Monday, January 4, 2010

Backyard Blend

If someone were to ask me when I started cooking, I guess technically the correct answer would be 4-5 years ago. But the truth is I have been cooking long before that - just not with real food. I am interested to see if my baby brother would remember this, but when we were kids we used to cook up quite the soup in my Grannie's backyard. Kent and I would secure a 5 gallon bucket, fill it with water from the hose on the side of the house and get started on our Mud Soup. Mud Soup consisted of anything we could find to throw into the concoction, but always started with...... you guessed it, water and dirt. Leaves, flowers, berries, sticks, grass and bugs (only if Kent got those) were frequent stars of the show. We would fill up our bucket with the "ingredients" and stir vigorously using a plastic Wiffle Ball Bat. It was great fun and probably my first attempt at creating a recipe despite the fact that we never got to eat our final results.
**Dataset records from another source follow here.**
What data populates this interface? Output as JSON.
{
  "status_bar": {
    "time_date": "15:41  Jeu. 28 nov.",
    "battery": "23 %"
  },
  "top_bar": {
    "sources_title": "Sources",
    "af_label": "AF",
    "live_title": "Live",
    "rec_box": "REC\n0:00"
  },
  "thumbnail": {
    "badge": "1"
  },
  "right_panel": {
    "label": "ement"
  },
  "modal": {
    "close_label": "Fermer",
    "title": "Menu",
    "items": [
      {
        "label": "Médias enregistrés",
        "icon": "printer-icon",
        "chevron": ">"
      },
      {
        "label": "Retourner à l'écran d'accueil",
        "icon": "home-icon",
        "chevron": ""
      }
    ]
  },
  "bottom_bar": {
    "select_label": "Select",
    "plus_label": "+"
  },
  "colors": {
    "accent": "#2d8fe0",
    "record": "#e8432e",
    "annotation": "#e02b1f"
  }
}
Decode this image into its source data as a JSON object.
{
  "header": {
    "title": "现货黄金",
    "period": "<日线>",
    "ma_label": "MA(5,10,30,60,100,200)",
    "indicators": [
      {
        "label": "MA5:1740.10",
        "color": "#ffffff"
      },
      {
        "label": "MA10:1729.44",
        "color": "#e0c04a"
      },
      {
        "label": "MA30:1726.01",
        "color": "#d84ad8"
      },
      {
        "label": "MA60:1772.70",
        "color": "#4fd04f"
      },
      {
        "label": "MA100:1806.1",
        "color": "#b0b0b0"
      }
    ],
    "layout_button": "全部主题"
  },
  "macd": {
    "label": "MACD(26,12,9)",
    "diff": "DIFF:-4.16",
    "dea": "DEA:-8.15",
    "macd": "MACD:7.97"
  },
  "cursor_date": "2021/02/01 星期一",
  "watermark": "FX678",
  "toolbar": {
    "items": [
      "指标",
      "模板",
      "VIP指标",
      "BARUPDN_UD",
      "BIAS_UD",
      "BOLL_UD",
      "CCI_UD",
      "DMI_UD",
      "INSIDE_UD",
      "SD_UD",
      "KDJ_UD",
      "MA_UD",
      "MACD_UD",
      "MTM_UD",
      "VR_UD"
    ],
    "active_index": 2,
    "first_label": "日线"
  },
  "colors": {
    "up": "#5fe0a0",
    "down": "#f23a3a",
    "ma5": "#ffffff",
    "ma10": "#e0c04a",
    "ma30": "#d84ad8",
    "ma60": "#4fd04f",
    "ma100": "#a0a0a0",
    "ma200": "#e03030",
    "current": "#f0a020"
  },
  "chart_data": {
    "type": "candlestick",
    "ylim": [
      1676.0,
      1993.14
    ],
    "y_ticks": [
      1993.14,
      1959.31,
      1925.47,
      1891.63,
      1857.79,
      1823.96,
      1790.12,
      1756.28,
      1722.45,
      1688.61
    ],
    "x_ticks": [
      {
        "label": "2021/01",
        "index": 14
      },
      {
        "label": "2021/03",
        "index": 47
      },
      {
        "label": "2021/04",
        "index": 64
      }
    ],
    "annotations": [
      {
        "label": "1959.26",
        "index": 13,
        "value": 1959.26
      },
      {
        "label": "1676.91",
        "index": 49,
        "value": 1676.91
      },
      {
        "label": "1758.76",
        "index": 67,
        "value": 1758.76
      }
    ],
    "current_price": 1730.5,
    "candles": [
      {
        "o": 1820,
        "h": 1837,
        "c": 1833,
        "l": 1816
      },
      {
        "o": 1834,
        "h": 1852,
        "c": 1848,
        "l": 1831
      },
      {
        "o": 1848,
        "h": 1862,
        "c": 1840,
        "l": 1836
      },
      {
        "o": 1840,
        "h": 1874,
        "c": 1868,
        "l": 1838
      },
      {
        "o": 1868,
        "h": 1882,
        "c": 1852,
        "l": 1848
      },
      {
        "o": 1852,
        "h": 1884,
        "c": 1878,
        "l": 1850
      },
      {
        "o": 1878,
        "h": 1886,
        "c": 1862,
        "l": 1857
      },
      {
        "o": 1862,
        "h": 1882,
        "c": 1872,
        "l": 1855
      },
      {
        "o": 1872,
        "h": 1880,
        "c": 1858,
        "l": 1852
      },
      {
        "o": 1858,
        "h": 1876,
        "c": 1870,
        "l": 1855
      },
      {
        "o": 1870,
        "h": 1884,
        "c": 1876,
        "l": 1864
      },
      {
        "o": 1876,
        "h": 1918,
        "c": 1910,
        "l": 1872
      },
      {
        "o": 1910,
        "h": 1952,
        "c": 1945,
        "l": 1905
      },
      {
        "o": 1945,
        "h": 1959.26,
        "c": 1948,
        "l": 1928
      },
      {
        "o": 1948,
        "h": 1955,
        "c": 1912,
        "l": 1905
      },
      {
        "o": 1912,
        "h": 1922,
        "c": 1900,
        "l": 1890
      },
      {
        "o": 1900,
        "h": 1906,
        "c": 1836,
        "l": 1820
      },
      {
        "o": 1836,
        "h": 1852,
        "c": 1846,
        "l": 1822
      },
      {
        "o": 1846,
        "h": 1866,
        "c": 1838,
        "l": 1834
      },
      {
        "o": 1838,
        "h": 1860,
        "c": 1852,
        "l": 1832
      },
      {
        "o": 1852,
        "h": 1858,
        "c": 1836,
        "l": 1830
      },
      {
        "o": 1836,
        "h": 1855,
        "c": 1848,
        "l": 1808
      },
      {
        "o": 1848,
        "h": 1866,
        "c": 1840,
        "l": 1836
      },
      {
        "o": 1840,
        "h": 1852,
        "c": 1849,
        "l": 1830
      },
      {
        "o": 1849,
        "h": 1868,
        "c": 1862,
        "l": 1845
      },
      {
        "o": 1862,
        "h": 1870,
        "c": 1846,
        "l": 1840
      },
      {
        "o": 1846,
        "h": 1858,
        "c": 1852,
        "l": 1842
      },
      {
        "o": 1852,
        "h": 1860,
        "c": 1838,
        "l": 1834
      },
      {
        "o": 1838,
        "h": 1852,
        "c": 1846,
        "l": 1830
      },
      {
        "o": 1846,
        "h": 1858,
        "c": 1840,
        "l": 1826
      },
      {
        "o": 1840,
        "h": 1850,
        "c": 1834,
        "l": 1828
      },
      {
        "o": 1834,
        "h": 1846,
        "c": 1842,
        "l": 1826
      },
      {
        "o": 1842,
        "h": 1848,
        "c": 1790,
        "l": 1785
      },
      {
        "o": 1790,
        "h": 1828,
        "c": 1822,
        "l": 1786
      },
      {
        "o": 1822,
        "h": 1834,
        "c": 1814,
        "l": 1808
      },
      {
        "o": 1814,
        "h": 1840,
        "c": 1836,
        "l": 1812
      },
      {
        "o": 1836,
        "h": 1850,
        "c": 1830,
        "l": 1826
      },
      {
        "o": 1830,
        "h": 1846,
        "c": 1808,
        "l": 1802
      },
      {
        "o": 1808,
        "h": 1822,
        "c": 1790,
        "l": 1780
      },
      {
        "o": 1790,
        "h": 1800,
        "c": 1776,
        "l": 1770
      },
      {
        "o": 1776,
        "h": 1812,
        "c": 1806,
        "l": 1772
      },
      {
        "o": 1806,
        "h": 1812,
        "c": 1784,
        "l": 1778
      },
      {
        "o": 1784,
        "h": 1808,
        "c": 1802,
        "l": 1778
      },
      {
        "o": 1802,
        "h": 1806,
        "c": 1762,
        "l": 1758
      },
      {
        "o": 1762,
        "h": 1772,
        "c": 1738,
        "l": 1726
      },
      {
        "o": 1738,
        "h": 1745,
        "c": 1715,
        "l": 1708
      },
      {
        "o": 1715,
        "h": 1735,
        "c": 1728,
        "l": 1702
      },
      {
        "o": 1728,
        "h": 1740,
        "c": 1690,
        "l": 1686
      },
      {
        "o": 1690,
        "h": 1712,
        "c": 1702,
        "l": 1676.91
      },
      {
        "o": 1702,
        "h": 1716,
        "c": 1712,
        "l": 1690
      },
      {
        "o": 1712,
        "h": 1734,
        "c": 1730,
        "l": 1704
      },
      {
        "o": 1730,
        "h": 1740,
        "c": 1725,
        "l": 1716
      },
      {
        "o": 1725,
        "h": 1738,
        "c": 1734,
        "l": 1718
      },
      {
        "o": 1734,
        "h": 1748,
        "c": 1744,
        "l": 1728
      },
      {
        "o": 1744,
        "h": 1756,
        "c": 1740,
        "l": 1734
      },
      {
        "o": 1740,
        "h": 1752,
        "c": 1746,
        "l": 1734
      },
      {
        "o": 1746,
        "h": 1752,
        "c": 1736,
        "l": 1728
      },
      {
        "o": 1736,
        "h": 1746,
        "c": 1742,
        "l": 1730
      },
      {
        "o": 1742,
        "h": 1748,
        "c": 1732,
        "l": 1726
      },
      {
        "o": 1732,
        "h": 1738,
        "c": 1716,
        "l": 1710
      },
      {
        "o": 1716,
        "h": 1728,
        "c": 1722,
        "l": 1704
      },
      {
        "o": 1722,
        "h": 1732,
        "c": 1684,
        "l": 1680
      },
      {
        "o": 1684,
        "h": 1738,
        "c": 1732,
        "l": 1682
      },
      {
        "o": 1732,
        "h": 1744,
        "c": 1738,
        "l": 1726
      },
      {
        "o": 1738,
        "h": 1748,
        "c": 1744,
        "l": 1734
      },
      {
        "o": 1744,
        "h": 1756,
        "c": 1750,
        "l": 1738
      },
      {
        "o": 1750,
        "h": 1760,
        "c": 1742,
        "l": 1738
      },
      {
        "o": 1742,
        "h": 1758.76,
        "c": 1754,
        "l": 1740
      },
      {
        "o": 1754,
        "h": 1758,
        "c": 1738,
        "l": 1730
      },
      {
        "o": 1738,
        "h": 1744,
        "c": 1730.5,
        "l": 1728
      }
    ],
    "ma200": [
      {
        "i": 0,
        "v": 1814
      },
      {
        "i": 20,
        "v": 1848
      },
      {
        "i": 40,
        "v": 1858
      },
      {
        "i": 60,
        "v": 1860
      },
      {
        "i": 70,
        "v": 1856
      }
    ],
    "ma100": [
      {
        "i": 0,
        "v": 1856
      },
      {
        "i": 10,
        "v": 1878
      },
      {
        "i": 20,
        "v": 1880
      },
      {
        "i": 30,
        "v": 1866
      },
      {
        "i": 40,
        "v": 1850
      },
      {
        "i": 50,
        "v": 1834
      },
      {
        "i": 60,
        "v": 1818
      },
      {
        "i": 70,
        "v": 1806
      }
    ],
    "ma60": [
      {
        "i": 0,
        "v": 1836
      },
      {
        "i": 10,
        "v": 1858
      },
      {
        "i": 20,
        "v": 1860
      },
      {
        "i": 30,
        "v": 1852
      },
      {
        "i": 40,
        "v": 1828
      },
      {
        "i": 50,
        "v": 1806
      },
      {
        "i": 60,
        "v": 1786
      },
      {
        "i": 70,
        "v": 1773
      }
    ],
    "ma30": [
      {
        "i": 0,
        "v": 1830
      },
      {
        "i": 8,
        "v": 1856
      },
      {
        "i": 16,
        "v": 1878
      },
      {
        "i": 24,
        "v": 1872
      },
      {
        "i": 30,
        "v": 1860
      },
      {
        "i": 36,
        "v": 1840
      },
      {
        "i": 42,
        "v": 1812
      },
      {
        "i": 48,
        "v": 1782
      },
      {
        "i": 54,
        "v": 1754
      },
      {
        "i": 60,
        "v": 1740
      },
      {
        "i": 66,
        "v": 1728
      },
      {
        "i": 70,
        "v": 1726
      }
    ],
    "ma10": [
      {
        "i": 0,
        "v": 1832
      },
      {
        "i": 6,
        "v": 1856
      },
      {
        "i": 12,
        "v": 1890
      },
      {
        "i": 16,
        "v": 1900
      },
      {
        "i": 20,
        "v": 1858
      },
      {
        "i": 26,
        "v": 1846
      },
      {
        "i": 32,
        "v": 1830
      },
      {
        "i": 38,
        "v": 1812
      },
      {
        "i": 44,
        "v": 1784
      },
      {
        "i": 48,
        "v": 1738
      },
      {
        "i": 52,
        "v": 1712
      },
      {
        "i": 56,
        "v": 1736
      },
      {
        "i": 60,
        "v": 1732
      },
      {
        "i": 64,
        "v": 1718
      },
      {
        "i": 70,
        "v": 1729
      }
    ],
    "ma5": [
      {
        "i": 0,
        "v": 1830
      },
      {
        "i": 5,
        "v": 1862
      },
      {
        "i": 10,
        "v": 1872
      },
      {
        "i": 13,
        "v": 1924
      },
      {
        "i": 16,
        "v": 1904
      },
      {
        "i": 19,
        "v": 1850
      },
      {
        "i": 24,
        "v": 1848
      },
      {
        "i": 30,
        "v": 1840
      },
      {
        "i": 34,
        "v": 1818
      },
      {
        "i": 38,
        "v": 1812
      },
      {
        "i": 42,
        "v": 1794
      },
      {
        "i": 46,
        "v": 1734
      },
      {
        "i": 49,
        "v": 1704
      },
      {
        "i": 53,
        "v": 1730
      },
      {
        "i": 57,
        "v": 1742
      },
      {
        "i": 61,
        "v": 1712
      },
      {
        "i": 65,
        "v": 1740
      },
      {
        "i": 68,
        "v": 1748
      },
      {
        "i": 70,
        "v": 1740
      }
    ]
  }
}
When I was making this minestrone soup I was reminded of the Mud Soup "Cooking" sessions I shared with my baby brother because this recipe was just as easy. It consisted of roughly two steps - throw everything into a pot and stir. It was just like the old days, but with a more deliciously edible outcome.

Minestrone Soup
Adapted from Cooking Light November 1995

Yield: 8 servings (serving size: 1 cup)

  • 2 (15-ounce) cans kidney beans, undrained
  • 2 1/2 cups water
  • 1 1/2 cups diced zucchini
  • 1 cup chopped leek, green part only
  • 3/4 cup sliced celery
  • 1/2 cup diced carrot
  • 1 bay leaf
  • 1/3 cup dry red wine
  • 1 teaspoon Creole seasoning
  • 1/2 teaspoon cracked black pepper
  • 2 garlic cloves, minced
  • 1 (8-ounce) can no-salt-added tomato sauce
  • Parmesan Cheese, for sprinkling

Place 1 can of kidney beans in a food processor, and process until smooth.

Spoon bean purée into a Dutch oven; stir in remaining can of kidney beans, water, and the next 10 ingredients (water through tomato sauce).

Bring to a boil;

cover, reduce heat, and simmer for 20 minutes. Stir in the elbow macaroni;

cook, uncovered, an additional 10 minutes or until tender.
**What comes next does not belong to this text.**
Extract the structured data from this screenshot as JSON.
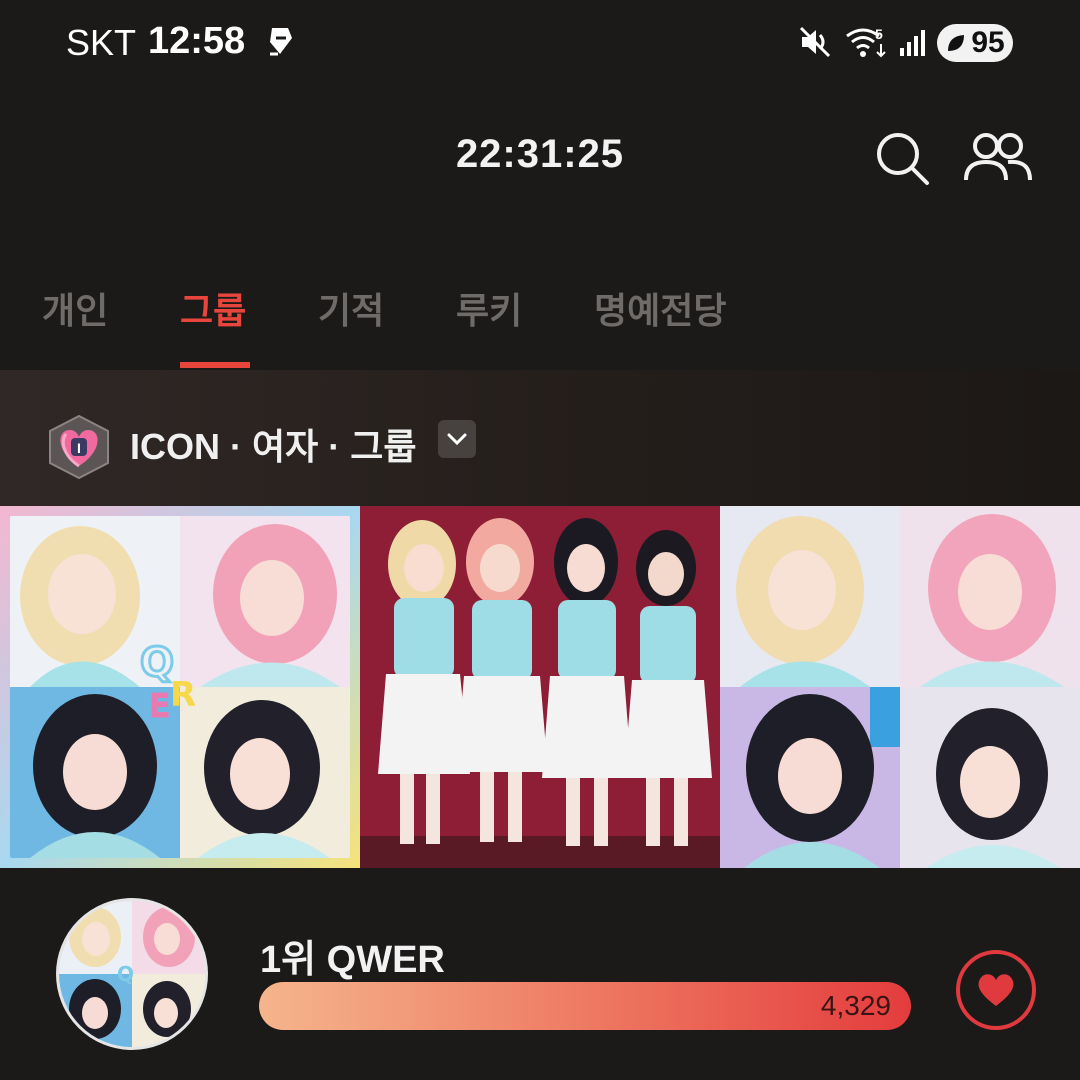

Serve hot with a sprinkling of Parmesan cheese.


Anonymous said...

This looks delicious! I love minestrone but have yet to make it at home. This looks like a keeper. :)

Victor said...

I was searching for a good minestrone for a while but never found what suited me. Your version seems to be the most appropriate. This is definitely a keeper.

Woody said...

This soup was so good. I will be eating it for breakfast, lunch and dinner until its gone.

teresa said...

this looks so hearty, healthy adn comforting. the best combination!

The Chef In My Head said...

Looks delicious and I wish it would magically appear on my stove. Soup sounds like just the right thing on a cold day like today.-LeslieMichele

Lauren said...

Love it!! Palmer cooks " rocket soup" whenever we are outside!! Great cold weather meal

Krista said...

This looks so easy, hearty, and delicious! I made quite a few batches of mud soup with my sister back in the day also.

Anonymous said...

Getting ready to make this, but don't see the amount of macaroni noodles listed in the ingredients. Guess I will make it and add about 1/2 cup - that's what it looks like to me from the photo.